"The rush of battle is a potent and often lethal addiction, for war is a drug".
This quote opens the film.
Has your heart ever pounded with fear?
This is a film about war in general and about the Iraq invasion in particular. The movie takes no stand on the rights and wrongs but examines the daily realities of the urban battlefield up close from the POV of combatants on either side of the fence, and the populace-women, children, elderly- sucked into hell. Faces are different but the anguish has a similar stamp. War itself is the real adversary.

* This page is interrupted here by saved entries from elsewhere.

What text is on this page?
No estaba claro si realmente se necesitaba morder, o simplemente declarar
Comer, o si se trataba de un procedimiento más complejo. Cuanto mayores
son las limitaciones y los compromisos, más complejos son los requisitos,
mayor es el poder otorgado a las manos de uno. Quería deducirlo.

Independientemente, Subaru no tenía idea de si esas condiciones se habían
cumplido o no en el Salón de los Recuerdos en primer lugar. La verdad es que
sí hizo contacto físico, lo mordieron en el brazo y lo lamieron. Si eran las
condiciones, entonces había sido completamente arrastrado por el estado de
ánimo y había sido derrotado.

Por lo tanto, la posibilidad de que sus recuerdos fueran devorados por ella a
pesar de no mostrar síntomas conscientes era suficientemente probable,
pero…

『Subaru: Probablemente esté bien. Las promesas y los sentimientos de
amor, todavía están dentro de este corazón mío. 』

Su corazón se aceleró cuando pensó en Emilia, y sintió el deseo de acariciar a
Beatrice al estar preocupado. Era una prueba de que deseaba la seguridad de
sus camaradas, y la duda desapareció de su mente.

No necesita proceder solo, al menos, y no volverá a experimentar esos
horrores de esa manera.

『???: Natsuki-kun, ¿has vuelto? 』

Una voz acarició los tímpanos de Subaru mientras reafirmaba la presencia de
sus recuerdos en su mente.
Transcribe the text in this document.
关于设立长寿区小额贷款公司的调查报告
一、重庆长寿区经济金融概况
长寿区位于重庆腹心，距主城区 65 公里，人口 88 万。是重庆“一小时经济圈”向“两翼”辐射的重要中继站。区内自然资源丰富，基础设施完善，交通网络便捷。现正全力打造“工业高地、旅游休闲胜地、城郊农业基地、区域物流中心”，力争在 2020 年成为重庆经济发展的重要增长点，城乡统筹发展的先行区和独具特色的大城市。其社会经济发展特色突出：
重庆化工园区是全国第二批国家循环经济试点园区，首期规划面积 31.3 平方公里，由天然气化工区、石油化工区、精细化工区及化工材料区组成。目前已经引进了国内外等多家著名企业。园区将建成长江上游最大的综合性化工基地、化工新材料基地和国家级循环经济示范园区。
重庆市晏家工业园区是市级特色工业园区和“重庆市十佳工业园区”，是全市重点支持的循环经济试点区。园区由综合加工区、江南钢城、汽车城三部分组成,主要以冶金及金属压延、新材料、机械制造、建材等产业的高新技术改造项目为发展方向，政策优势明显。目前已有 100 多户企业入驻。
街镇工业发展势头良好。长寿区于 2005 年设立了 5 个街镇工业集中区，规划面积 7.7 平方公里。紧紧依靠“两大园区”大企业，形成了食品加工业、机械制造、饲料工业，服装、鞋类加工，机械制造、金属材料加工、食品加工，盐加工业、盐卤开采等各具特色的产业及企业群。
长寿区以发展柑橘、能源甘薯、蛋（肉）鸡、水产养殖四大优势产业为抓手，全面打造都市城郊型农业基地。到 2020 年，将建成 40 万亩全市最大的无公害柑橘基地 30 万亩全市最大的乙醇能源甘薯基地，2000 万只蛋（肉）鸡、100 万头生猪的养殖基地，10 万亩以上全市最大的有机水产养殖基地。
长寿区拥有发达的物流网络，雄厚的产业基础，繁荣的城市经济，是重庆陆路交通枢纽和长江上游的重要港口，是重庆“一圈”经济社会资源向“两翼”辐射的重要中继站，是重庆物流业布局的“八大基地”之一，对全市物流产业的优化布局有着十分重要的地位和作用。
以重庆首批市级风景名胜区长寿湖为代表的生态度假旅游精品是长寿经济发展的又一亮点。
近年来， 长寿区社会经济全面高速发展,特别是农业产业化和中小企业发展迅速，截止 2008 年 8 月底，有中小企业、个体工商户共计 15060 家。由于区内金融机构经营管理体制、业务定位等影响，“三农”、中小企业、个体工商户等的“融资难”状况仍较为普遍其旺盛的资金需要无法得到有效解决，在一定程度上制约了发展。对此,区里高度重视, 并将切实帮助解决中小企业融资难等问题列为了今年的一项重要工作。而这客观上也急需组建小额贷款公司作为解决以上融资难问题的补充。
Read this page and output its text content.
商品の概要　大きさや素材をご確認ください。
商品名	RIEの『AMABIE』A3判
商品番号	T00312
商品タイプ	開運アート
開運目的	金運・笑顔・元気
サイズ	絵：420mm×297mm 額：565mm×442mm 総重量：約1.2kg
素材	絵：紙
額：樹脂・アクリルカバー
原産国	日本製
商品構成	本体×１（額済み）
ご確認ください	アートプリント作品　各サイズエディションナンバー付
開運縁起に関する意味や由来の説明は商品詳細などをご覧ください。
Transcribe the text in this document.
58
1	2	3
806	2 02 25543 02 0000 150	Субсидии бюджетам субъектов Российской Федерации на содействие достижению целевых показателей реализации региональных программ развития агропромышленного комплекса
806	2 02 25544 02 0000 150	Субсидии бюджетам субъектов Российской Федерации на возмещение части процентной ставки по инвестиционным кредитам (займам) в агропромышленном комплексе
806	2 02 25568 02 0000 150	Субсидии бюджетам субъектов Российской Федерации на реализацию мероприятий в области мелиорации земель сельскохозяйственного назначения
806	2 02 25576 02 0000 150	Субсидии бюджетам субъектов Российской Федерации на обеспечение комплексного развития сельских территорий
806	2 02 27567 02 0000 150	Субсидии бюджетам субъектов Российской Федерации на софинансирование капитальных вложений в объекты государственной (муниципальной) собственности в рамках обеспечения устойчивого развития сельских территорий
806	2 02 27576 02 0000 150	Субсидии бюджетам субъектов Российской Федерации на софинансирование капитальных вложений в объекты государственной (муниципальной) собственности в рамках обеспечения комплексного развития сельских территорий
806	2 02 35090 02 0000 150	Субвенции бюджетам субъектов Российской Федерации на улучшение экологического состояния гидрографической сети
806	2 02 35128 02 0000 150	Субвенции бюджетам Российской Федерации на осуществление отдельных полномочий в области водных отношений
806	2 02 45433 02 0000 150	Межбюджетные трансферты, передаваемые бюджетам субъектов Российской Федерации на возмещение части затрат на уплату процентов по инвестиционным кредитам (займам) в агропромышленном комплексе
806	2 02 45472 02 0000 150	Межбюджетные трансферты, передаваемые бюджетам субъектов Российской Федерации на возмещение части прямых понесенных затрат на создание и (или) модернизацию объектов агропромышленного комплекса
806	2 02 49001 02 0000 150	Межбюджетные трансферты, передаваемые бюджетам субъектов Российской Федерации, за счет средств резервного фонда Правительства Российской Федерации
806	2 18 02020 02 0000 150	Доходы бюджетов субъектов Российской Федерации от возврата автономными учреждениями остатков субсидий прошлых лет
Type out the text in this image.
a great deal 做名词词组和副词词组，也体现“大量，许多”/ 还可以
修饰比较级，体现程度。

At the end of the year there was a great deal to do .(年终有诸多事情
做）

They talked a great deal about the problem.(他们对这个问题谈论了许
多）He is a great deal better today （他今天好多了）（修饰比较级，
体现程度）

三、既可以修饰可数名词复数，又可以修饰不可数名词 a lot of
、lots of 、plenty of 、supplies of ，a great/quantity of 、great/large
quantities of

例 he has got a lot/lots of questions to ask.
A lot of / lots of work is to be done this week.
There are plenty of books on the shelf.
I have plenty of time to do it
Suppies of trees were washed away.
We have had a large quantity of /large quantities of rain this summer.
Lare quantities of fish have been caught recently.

A film directed by a woman, one must admire this merciless, unblinking, unsentimental, clinical portrayal.
If you want to know what's going on over there, this is the right film.
More than anything else this is a portrayal of one individual, Sergeant William James. He is a newly joined expert in defusing bombs ( IEDs ). This involves a daily and encounter with death as he locates these bombs cleverly concealed on roads, in vehicles, at times on human bodies, dead or alive. He has a record of having survived more than eight hundred such defusion sorties. He is a specialist, an ace at his work. He even retains souvenirs from many of these excursions. He loves his job and he loves his own narrow specialisation. He doesn't follow rules and safety regulations and does things his own way, for which he is both admired and disliked.
It's about those hundred yards between you and that bomb buried in the ground with those wires poking out leading to the detonating device, which could be an improvised electrical or electronic gadget or even a mobile phone. There may be eyes watching from any of those layers of windows on either side of the street, waiting to press that button which causes the earth to open it's belly in a murderous volcano mid-street. The specialist in his space-suit like protective garb takes those hundred steps in a kind of moon-walk, heart throbbing and sweat pouring. Men in war learn to master fear and in any case there is no way backwards so forward we must, heart pounding, pounding because death, that primordial terror, alike for man and beast , is but at a quarter of an inch. This movie is about those hundred yards and the minutes after.
This is his daily routine and he has been done it eight hundred and odd times. The next could be the last, as happened to his predecessor at the opening of the film. This is the one thing he lives for, his drug. Indeed, war has been a potent drug and history will bear us out. Remember the film about Patton, the General who waged campaigns in Africa and Europe ( incidentally the topmost ever rated by the critic James Berardinelli )? Says Patton, " God, I love war. I swear I goddam love it." But Hurt Locker is at the micro-level, at the point when, I repeat, the heart pounds like a drum, and the adrenalin gushes.
"You got my f*g legs blown off for the sake of your f*g adrenalin fix" says his comrade.
Adrenalin is not the only fix. It is a juice which flows when the environment pushes us. What was it that propelled the likes of Gandhi and MLK or even Tolstoi ? There's were juices that flowed from within, without any prompting from without, which likewise sought out risk and danger. Adrenalin is one of the many chemicals common to man and beast. What is peculiar to man must be something different, perhaps somethings less discovered or explored.
Roger Ebert's review
Iraq Occupation ( Wiki )
Wiki article on this film
*direction:Kathryn Bigelow; 125 minutes*
4 comments:
Where did you get this movie?
Has it released up there?
No, it has'nt released so one has to rely on one's resources.
Already on Netflix in America. I'll see if I can catch it there.
Hurt Locker is not one of the best movies probably it choose not to take a stand. Infact what irks me that it attempts to glorify the protagonist heroism... there are much better war movies which bring out the emotions. This one failed to push my adrenalin because i never connected with it.